Двадцать лет тому назад тротуар Хай-стрит упорно топтали мать и ребенок. День за днем они появлялись у ворот тюрьмы с той же неизменностью, с какой наступало утро. Часто после бессонной ночи подходили они раньше положенного времени. Тогда молодая мать покорно вела ребенка к старому мосту и, взяв его на руки, показывала ему Темзу, сверкавшую в первых лучах восходящего солнца. Но скоро она опускала его на землю и давала волю слезам: испитое болезненное личико ребенка не выражало ни радости, ни заинтересованности. В жизни ему довелось узнать лишь одно: нищету и унижение родителей. Часами просиживал он на коленях матери и с детским сочувствием следил за катившимися по ее лицу слезами, а потом прятался в какой-нибудь темный угол и сам рыдал, пока не забывался сном.

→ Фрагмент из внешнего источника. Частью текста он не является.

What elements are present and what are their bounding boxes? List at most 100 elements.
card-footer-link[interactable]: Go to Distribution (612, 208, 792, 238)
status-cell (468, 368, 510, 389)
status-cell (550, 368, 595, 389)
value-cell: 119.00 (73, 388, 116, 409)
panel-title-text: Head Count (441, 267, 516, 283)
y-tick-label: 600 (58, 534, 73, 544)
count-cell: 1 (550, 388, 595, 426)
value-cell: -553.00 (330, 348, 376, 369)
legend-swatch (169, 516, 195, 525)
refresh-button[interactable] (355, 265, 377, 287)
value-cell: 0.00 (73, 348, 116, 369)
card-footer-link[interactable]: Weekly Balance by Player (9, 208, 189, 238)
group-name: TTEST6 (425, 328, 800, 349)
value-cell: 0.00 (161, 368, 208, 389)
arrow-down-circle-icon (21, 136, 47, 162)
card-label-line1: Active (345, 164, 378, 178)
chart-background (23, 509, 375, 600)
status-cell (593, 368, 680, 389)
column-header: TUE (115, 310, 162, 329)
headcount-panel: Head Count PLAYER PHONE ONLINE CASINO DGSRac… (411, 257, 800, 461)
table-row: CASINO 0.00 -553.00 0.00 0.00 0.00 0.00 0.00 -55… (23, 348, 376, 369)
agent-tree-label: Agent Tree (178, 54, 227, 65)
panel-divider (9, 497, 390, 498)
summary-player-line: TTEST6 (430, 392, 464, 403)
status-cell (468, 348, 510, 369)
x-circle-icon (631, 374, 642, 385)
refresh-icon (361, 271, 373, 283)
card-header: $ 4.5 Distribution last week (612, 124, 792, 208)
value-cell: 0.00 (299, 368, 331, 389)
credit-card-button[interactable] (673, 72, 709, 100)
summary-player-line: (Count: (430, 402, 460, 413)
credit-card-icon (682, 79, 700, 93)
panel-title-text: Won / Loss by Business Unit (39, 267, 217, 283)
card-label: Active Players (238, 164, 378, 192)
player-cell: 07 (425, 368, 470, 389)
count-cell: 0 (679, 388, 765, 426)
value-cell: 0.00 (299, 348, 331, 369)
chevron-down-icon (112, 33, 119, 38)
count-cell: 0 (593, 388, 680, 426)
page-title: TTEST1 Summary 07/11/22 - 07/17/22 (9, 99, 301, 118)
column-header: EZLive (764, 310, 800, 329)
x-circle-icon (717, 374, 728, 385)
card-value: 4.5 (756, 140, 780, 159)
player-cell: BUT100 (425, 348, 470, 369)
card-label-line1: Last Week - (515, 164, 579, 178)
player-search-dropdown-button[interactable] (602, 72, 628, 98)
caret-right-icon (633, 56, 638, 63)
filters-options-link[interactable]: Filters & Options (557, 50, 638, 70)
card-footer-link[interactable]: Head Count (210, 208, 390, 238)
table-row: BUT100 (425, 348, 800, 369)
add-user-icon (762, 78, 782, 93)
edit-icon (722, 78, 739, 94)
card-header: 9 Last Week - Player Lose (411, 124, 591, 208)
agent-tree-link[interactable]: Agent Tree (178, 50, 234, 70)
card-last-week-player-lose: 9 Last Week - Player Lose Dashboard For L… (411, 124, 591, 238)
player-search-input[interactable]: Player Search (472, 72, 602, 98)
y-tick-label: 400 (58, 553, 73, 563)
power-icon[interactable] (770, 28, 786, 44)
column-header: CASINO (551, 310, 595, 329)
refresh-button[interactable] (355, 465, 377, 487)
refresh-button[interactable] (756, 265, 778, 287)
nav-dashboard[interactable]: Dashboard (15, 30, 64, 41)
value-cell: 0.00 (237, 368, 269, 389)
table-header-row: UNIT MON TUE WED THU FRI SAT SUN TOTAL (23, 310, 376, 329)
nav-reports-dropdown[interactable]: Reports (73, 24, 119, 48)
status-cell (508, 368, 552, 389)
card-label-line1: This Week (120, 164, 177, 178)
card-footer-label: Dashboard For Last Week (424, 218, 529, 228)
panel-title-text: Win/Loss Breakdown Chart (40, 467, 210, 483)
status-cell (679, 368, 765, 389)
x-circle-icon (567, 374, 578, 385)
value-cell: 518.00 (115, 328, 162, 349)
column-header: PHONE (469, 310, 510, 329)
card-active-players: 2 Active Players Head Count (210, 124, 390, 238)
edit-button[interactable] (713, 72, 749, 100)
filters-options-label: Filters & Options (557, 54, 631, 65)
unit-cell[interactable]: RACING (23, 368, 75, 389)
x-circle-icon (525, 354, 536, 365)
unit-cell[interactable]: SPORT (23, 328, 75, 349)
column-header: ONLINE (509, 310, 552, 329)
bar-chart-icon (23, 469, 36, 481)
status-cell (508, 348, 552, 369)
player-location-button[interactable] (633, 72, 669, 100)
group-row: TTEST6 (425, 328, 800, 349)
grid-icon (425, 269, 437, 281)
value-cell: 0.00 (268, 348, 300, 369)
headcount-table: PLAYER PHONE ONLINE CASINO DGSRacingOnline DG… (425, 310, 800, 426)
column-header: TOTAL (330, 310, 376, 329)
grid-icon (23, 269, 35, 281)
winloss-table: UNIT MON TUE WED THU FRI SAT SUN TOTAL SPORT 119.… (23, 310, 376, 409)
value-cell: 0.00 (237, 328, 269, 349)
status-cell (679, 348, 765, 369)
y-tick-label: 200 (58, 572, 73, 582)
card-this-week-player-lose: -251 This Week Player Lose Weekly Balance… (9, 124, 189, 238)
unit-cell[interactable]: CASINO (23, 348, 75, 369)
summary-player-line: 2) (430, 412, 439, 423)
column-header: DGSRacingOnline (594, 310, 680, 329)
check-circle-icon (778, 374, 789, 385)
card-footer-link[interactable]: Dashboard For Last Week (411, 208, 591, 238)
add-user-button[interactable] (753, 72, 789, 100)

Отец и мать смотрели на дитя и друг на друга с мучительными мыслями, которых не смели высказать. Крепкий, здоровый мужчина, который мог бы вынести самый тяжкий физический труд, терял силы, сидя в тесной камере и дыша тлетворным воздухом переполненной нищими тюрьмы. Слабая и хрупкая женщина изнемогала под двойным бременем телесных и душевных страданий. Нежное сердце ребенка надрывалось.
Пришла зима и с нею — полоса затяжных холодных дождей. Несчастная женщина переселилась в жалкую комнатку, поближе к месту заключения мужа, и, хотя ее загнала сюда нужда, она была теперь счастливее, потому что была ближе к нему. В течение двух месяцев она и ее маленький спутник, как обычно, являлись к открытию тюремных ворот. Однажды женщина не пришла — в первый раз! Наступило следующее утро, она пришла одна. Ребенок умер.